New claims for unemployment benefits fell to a fresh four-year low last week, according to a government report that showed ongoing healing in the labor market.

Initial claims for state unemployment benefits fell 5,000 to a seasonally adjusted 359,000, the lowest level since April 2008, the Labor Department said on Thursday.

The report included revisions for claims data from 2007 based on updated seasonal adjustment calculations. New seasonal adjustment factors were also introduced for 2012.

The prior week’s figure was revised up to 364,000 from the previously reported 348,000. Economists polled by Reuters had forecast a claims reading of 350,000 for last week.

The four-week moving average for new claims, a measure of labor market trends, declined 3,500 to 365,000.


The economy expanded as expected in the fourth quarter while personal income grew at a much faster pace than previously thought, which should help underpin spending this quarter.

Gross domestic product increased at a 3.0 percent annual rate, the quickest pace since the second quarter of 2010, the Commerce Department said in its final estimate on Thursday, unrevised from last month’s estimate.

That was in line with economists’ expectations. The economy grew at a 1.8 percent rate in the third quarter.

However, personal income was $13.162 trillion at a seasonally adjusted annual rate, $3.3 billion more than previously reported. Disposable income was $10.6 billion more than previously thought, likely reflecting the strengthening labor market.

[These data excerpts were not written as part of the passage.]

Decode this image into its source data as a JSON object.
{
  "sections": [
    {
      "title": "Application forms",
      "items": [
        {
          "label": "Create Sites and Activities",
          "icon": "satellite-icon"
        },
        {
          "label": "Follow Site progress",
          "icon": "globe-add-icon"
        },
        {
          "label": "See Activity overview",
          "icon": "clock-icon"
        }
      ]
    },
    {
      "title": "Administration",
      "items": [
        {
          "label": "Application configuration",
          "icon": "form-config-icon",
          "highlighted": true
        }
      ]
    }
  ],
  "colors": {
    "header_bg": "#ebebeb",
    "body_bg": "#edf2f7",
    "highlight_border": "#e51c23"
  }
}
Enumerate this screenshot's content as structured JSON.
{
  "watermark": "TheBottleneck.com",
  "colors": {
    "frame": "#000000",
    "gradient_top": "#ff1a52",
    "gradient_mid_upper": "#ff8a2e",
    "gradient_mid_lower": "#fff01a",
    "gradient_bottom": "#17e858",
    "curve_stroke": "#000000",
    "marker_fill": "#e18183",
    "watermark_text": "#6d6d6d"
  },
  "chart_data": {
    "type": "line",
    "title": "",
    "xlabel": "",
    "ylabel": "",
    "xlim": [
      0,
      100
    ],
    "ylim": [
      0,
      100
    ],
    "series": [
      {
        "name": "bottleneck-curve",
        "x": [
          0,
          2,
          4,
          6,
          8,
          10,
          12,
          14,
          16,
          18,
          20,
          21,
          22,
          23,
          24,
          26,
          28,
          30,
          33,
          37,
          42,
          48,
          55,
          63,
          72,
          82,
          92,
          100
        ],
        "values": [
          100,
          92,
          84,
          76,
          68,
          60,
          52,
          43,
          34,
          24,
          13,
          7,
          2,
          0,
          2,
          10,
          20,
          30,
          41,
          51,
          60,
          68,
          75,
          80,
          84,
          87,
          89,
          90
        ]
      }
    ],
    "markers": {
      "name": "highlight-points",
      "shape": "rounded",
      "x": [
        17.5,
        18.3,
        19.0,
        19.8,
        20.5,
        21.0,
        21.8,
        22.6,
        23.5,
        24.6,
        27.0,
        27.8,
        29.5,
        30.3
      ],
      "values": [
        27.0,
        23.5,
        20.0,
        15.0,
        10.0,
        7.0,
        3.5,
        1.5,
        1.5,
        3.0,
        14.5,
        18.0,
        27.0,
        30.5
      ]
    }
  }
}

Gross domestic income, which measures output from the income side, increased at a 4.4 percent rate – the fastest since the first quarter of 2010 – from a 2.6 percent rise in the third quarter.

The department also said after-tax profits increased at a 1.1 percent rate, slowing from 2.7 percent the prior quarter. The slowdown in profits reflects the increase in wage costs as companies step up hiring.

Rising incomes should help to cushion consumer spending against surging gasoline prices. Spending, which accounts for about 70 percent of U.S. economic activity, grew at an unrevised 2.1 percent pace in the fourth quarter.


European stocks and U.S. index futures fell and the yen strengthened as earnings missed estimates and Standard & Poor’s said Greece may have to restructure its debt again. Spanish and Italian bonds dropped.

The Stoxx Europe 600 Index (SXXP) lost 0.9 percent at 8:43 a.m. in New York. S&P 500 Index futures slipped 0.4 percent, extending declines as jobless claims topped estimates. The Hang Seng China Enterprises Index slid 1.6 percent. The yen appreciated against all 16 of its most-traded peers. The yield on Spain’s 10-year bond climbed 11 basis points. Ten-year Treasury yields fell three basis points to 2.17 percent. Oil sank 0.5 percent.

Hennes & Mauritz AB, Europe’s second-largest clothing retailer, and PICC Property & Casualty Co., China’s biggest non- life insurer, reported lower-than-estimated earnings. More than $5.6 trillion has been added to the value of global equities this quarter as stocks post the best start to a year since 1998 on signs of sustained economic recovery in the U.S. and efforts to contain Europe’s debt crisis.


Best Buy Co. Inc. BBY -3.64% said on Thursday that its adjusted fiscal fourth-quarter operating profit rose to $1.33 billion, or, or $2.47 a share, compared to $1.28 billion, or $1.98 a share a year ago. Revenue rose to $16.73 billion, from $16.26 billion a year ago. Analysts polled by FactSet Research had expected the company to earn $2.15 cents a share on revenue of $17.18 billion. Including items, the firm said it lost $1.7 billion, or $4.89 a share. The company also said it will close 50 of its U.S. big box stores and cut 400 jobs. It said the moves and other restructuring efforts should save it $800 million by 2015. Best Buy said it expects to earn $2.85 to $3.25 a share in fiscal 2013.